Some probate alternatives available include:
Affidavit of Heirship
- What is it? A sworn statement of facts, corroborated by 2 people via additional sworn statements, concerning the decedent’s family history and the identity of his or her heirs filed in the deed records if real property is involved.
- When is it typically used? When there is no will, or there is a will whose distributees are the same as the intestate heirs (called an Affidavit of Heirship with Will Attached).
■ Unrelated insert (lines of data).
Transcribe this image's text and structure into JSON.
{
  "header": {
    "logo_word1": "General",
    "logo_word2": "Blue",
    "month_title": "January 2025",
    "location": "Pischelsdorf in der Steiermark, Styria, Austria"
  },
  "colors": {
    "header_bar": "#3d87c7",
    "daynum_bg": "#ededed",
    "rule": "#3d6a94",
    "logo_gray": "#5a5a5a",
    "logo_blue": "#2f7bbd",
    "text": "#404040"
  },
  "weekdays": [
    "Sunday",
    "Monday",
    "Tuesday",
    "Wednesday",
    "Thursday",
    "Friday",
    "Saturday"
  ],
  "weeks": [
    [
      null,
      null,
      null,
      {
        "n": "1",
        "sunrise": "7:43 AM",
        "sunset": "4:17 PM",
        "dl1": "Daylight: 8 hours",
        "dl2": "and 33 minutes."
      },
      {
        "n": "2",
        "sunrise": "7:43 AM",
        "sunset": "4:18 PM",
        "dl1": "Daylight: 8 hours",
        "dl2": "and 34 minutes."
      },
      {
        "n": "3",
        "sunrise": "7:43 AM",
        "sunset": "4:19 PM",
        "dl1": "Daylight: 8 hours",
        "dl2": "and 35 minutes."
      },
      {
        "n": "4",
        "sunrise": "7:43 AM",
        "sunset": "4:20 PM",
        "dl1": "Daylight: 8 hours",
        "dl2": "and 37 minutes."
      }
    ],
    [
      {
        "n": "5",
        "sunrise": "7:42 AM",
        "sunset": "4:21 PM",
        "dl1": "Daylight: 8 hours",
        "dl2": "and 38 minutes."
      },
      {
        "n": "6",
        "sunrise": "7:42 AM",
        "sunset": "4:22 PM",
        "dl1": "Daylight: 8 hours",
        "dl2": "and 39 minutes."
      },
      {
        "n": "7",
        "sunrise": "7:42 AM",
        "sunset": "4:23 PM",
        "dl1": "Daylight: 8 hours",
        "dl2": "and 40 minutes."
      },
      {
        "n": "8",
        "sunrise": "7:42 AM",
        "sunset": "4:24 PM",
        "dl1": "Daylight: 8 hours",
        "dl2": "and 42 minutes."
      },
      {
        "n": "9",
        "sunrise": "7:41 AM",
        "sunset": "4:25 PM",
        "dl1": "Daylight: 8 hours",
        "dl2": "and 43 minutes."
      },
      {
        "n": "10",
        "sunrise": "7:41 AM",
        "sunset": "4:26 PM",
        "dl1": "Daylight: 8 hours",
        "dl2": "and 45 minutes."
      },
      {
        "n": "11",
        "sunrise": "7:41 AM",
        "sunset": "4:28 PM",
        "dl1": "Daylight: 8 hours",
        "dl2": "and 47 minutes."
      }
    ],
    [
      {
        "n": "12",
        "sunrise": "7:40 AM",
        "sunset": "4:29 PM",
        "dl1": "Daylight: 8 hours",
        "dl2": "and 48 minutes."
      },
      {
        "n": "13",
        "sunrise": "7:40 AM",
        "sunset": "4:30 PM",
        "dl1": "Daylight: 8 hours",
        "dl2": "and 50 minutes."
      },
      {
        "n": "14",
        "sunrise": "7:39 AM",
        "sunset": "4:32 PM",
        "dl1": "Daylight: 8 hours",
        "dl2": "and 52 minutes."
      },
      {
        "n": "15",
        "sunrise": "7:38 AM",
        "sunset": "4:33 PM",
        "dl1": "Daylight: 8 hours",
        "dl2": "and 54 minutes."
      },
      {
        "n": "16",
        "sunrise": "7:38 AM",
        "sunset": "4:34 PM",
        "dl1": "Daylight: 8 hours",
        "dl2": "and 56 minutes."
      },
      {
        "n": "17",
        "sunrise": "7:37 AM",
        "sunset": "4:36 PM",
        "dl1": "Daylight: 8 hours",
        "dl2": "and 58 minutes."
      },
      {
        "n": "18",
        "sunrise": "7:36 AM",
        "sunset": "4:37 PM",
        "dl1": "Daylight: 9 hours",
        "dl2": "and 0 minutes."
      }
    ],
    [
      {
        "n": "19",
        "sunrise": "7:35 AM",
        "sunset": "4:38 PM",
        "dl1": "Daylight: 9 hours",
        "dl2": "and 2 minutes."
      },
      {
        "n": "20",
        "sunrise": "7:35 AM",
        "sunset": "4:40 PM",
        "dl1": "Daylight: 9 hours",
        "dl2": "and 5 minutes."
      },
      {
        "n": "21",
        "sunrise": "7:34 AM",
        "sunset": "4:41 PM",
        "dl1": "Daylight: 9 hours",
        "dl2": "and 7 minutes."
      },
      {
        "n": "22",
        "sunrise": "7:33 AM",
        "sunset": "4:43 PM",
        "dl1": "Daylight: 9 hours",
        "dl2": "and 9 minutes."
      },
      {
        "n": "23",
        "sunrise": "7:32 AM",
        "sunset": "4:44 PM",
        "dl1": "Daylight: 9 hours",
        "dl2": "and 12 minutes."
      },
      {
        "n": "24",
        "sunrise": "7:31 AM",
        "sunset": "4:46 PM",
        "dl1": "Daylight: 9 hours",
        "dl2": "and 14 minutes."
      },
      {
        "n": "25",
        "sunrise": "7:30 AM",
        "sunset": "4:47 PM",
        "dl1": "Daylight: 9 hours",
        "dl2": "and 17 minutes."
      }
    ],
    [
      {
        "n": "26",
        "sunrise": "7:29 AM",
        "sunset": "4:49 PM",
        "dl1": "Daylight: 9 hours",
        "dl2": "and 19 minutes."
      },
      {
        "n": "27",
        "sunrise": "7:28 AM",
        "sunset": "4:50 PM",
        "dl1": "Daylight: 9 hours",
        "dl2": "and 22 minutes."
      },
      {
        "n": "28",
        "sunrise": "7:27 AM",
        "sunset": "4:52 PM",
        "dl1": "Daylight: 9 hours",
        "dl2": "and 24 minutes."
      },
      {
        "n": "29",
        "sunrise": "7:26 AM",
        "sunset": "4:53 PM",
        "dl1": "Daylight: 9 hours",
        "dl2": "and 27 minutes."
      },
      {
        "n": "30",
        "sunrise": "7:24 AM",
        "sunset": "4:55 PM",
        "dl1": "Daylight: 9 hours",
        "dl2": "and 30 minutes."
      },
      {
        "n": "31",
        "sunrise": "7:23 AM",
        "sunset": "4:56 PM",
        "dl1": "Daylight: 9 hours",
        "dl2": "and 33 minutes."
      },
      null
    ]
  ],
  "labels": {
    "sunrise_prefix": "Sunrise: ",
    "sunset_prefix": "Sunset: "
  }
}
- This is one of the simplest methods, but is often met with resistance so you must be certain it will be accepted by the holder of property. If real property is involved, title companies often will not rely on an Affidavit of Heirship unless it has been of record for 5 years.
Small Estate Affidavit
- What is it? An affidavit sworn to by 2 witnesses and the distributees listing the assets and liabilities of the estate, the names and addressees of the distributees, and family history filed with the court and Order by the court.
- When is it typically used? When there is no will and the entire estate, not including the homestead and exempt personal property (which is listed in the Texas Estates Code) does not exceed $50,000.
Proceedings to Declare Heirship
- What is it? A judicial determination of the heirs of a decedent. An application, notice, attorney ad litem, and hearing are required.
- When is it typically used? When…1) there is no will and no other probate alternative is available 2) there is a will, but the will does not entirely dispose of decedent’s assets; or 3) there is a will, but it was not probated within 4 years due to the fault of an applicant.
Other probate alternatives include Informal Family Agreements, Orders of No Administration, and Community Administrations.